The #Students4TheReport campaign was a resounding success. More than 1,200 students signed the open letter, and the campaign has been credited as one of the (many) efforts that helped make the $3 billion allocation to fundamental research a reality in the 2018 federal budget.
Dr. Jim R. Woodgett first came across SPE through Twitter, when the group was heavily promoting the #Students4TheReport campaign, and then met SPE members at a Naylor Report session at McGill University in the summer of 2017. Woodgett is the Director of Research of the Lunenfeld-Tanenbaum Research Institute (LTRI) in Toronto, and comments regularly on Canadian science policy issues.
In an email to Science Borealis, Woodgett said that “[I] am a big fan [of SPE] as it is grass roots, enthusiastic, positive and very effective. I credit their campaign last summer for tipping the government to make science a highlight of the 2018 budget. They drove it home.”
Dr. Katie Gibbs, Evidence for Democracy’s executive director, echoes these sentiments, stating in an email that the #Students4TheReport campaign was important, and that “SPE had a huge impact on the call for more science funding.”
Gibbs added that “SPE does amazing work. It’s so inspiring to see students organizing other students around science policy issues. Students today are the ones who are going to be most affected by the policy and funding decisions the government is making, so it’s crucial that they are engaged.”
SPE’s new initiatives are as relevant as the #Students4TheReport campaign was. Woodgett comments that “[SPE’s] more recent initiatives are also promising, and it is great they are engaging so many students. They’re the people science policies today will impact tomorrow.”

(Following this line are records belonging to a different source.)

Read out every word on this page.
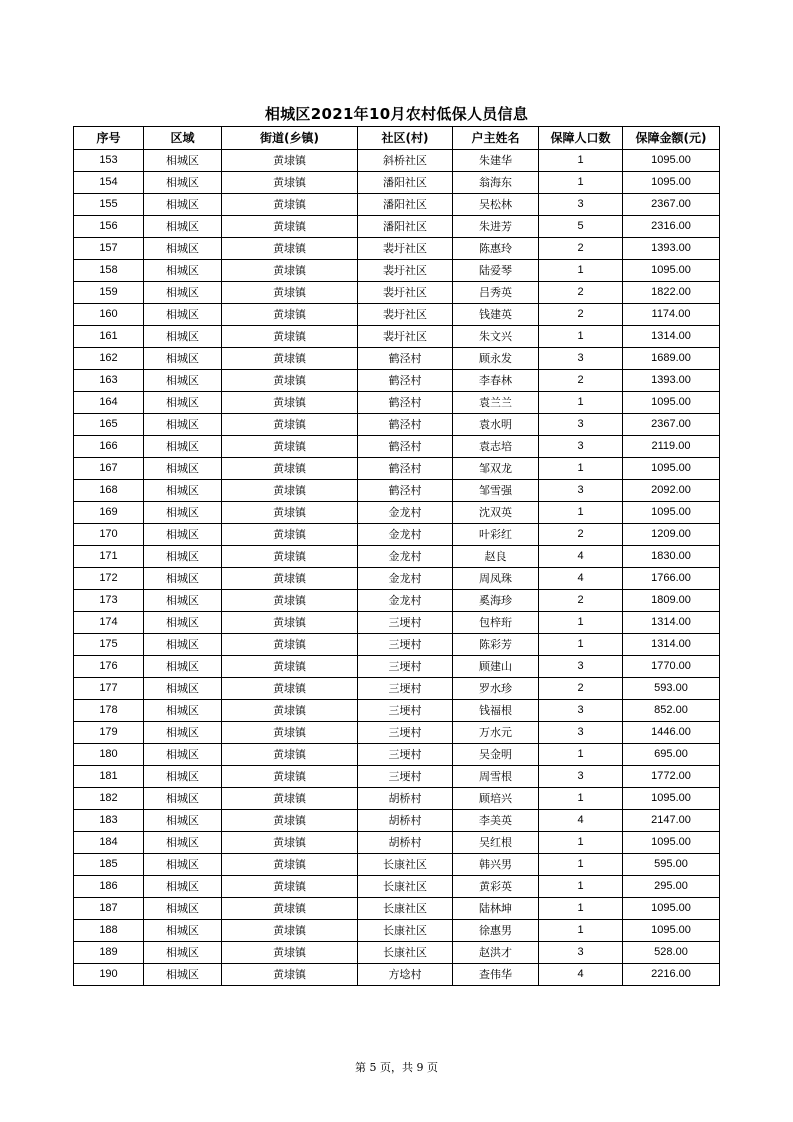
相城区2021年10月农村低保人员信息
序号	区域	街道(乡镇)	社区(村)	户主姓名	保障人口数	保障金额(元)
153	相城区	黄埭镇	斜桥社区	朱建华	1	1095.00
154	相城区	黄埭镇	潘阳社区	翁海东	1	1095.00
155	相城区	黄埭镇	潘阳社区	吴松林	3	2367.00
156	相城区	黄埭镇	潘阳社区	朱进芳	5	2316.00
157	相城区	黄埭镇	裴圩社区	陈惠玲	2	1393.00
158	相城区	黄埭镇	裴圩社区	陆爱琴	1	1095.00
159	相城区	黄埭镇	裴圩社区	吕秀英	2	1822.00
160	相城区	黄埭镇	裴圩社区	钱建英	2	1174.00
161	相城区	黄埭镇	裴圩社区	朱文兴	1	1314.00
162	相城区	黄埭镇	鹤泾村	顾永发	3	1689.00
163	相城区	黄埭镇	鹤泾村	李春林	2	1393.00
164	相城区	黄埭镇	鹤泾村	袁兰兰	1	1095.00
165	相城区	黄埭镇	鹤泾村	袁水明	3	2367.00
166	相城区	黄埭镇	鹤泾村	袁志培	3	2119.00
167	相城区	黄埭镇	鹤泾村	邹双龙	1	1095.00
168	相城区	黄埭镇	鹤泾村	邹雪强	3	2092.00
169	相城区	黄埭镇	金龙村	沈双英	1	1095.00
170	相城区	黄埭镇	金龙村	叶彩红	2	1209.00
171	相城区	黄埭镇	金龙村	赵良	4	1830.00
172	相城区	黄埭镇	金龙村	周凤珠	4	1766.00
173	相城区	黄埭镇	金龙村	奚海珍	2	1809.00
174	相城区	黄埭镇	三埂村	包梓珩	1	1314.00
175	相城区	黄埭镇	三埂村	陈彩芳	1	1314.00
176	相城区	黄埭镇	三埂村	顾建山	3	1770.00
177	相城区	黄埭镇	三埂村	罗水珍	2	593.00
178	相城区	黄埭镇	三埂村	钱福根	3	852.00
179	相城区	黄埭镇	三埂村	万水元	3	1446.00
180	相城区	黄埭镇	三埂村	吴金明	1	695.00
181	相城区	黄埭镇	三埂村	周雪根	3	1772.00
182	相城区	黄埭镇	胡桥村	顾培兴	1	1095.00
183	相城区	黄埭镇	胡桥村	李美英	4	2147.00
184	相城区	黄埭镇	胡桥村	吴红根	1	1095.00
185	相城区	黄埭镇	长康社区	韩兴男	1	595.00
186	相城区	黄埭镇	长康社区	黄彩英	1	295.00
187	相城区	黄埭镇	长康社区	陆林坤	1	1095.00
188	相城区	黄埭镇	长康社区	徐惠男	1	1095.00
189	相城区	黄埭镇	长康社区	赵洪才	3	528.00
190	相城区	黄埭镇	方埝村	查伟华	4	2216.00
第 5 页，共 9 页
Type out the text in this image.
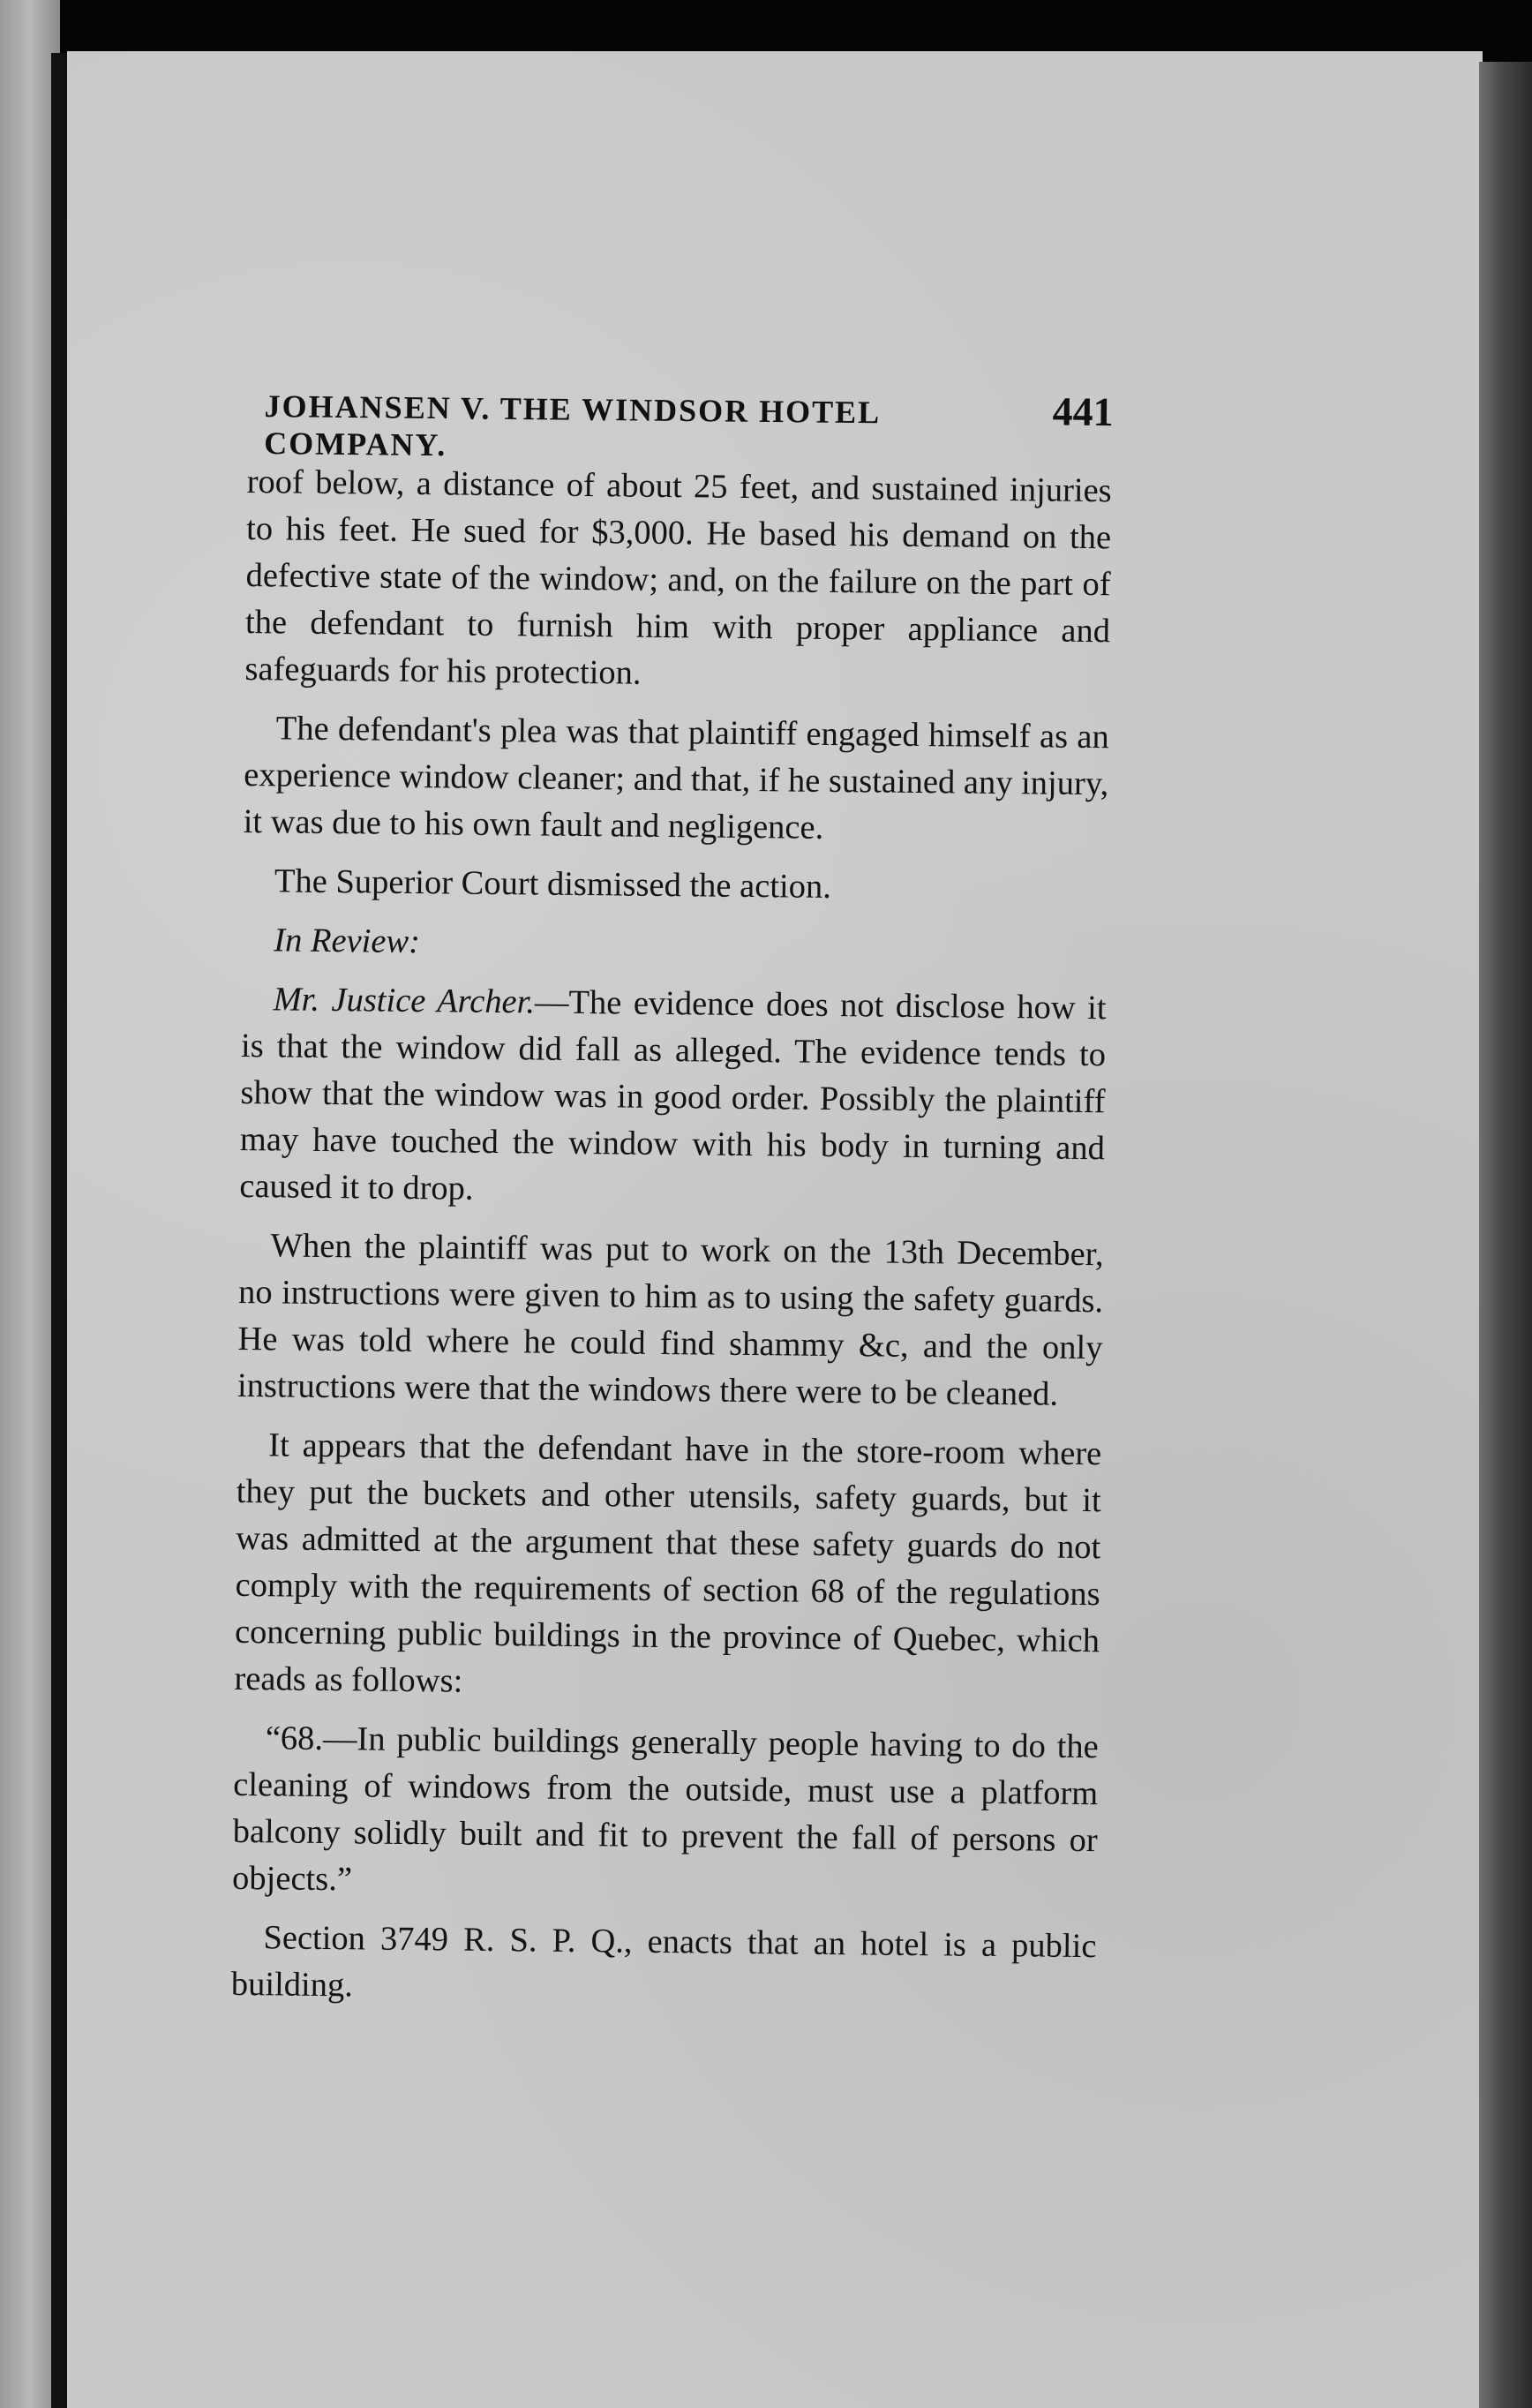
JOHANSEN V. THE WINDSOR HOTEL COMPANY.
441

roof below, a distance of about 25 feet, and sustained injuries to his feet. He sued for $3,000. He based his demand on the defective state of the window; and, on the failure on the part of the defendant to furnish him with proper appliance and safeguards for his protection.

The defendant's plea was that plaintiff engaged himself as an experience window cleaner; and that, if he sustained any injury, it was due to his own fault and negligence.

The Superior Court dismissed the action.

In Review:

Mr. Justice Archer.—The evidence does not disclose how it is that the window did fall as alleged. The evidence tends to show that the window was in good order. Possibly the plaintiff may have touched the window with his body in turning and caused it to drop.

When the plaintiff was put to work on the 13th December, no instructions were given to him as to using the safety guards. He was told where he could find shammy &c, and the only instructions were that the windows there were to be cleaned.

It appears that the defendant have in the store-room where they put the buckets and other utensils, safety guards, but it was admitted at the argument that these safety guards do not comply with the requirements of section 68 of the regulations concerning public buildings in the province of Quebec, which reads as follows:

“68.—In public buildings generally people having to do the cleaning of windows from the outside, must use a platform balcony solidly built and fit to prevent the fall of persons or objects.”

Section 3749 R. S. P. Q., enacts that an hotel is a public building.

Indeed, some SPE alumni are pursuing science policy as a career. For example, former SPE co-presidents McGuirk and Sung, who both completed their PhDs this past summer, have gone on to obtain a Mitacs’ Canadian Science Policy Fellowship at the Natural Sciences and Engineering Research Council of Canada (McGuirk), and an internship in the Chief Science Advisor’s office (Sung).
For the 2018–2019 academic year, SPE is being led by new co-presidents: Dr. Tina Gruosso (now a scientist at Forbius) and Mary-Rose Bradley-Gill (a PhD candidate, Biology Department, McGill University). SPE has a number of events planned for this year, and aims to continue to engage in broader Canadian science policy discussions, such as the upcoming 2018 Canadian Science Policy Conference.
McGuirk and Sung have high hopes for the future of students in the science policy field, because next-generation scientists are more engaged, and more willing to become active and advocate for themselves and their causes.
That said, both McGuirk and Sung acknowledge that it isn’t always easy to bring student voices into Canadian science policy discussions. Sung says that often, SPE has only gotten a seat at the table by “brazenly calling out people [and] saying that ‘Hey, you need to listen to us. We’re here [and] we have something to say. You have to include us.’”
McGuirk describes the situation this way: “the table is set, and we’re pushing people for a seat.” Or as Sung says, “[we’re] bringing our own chairs [to the table].”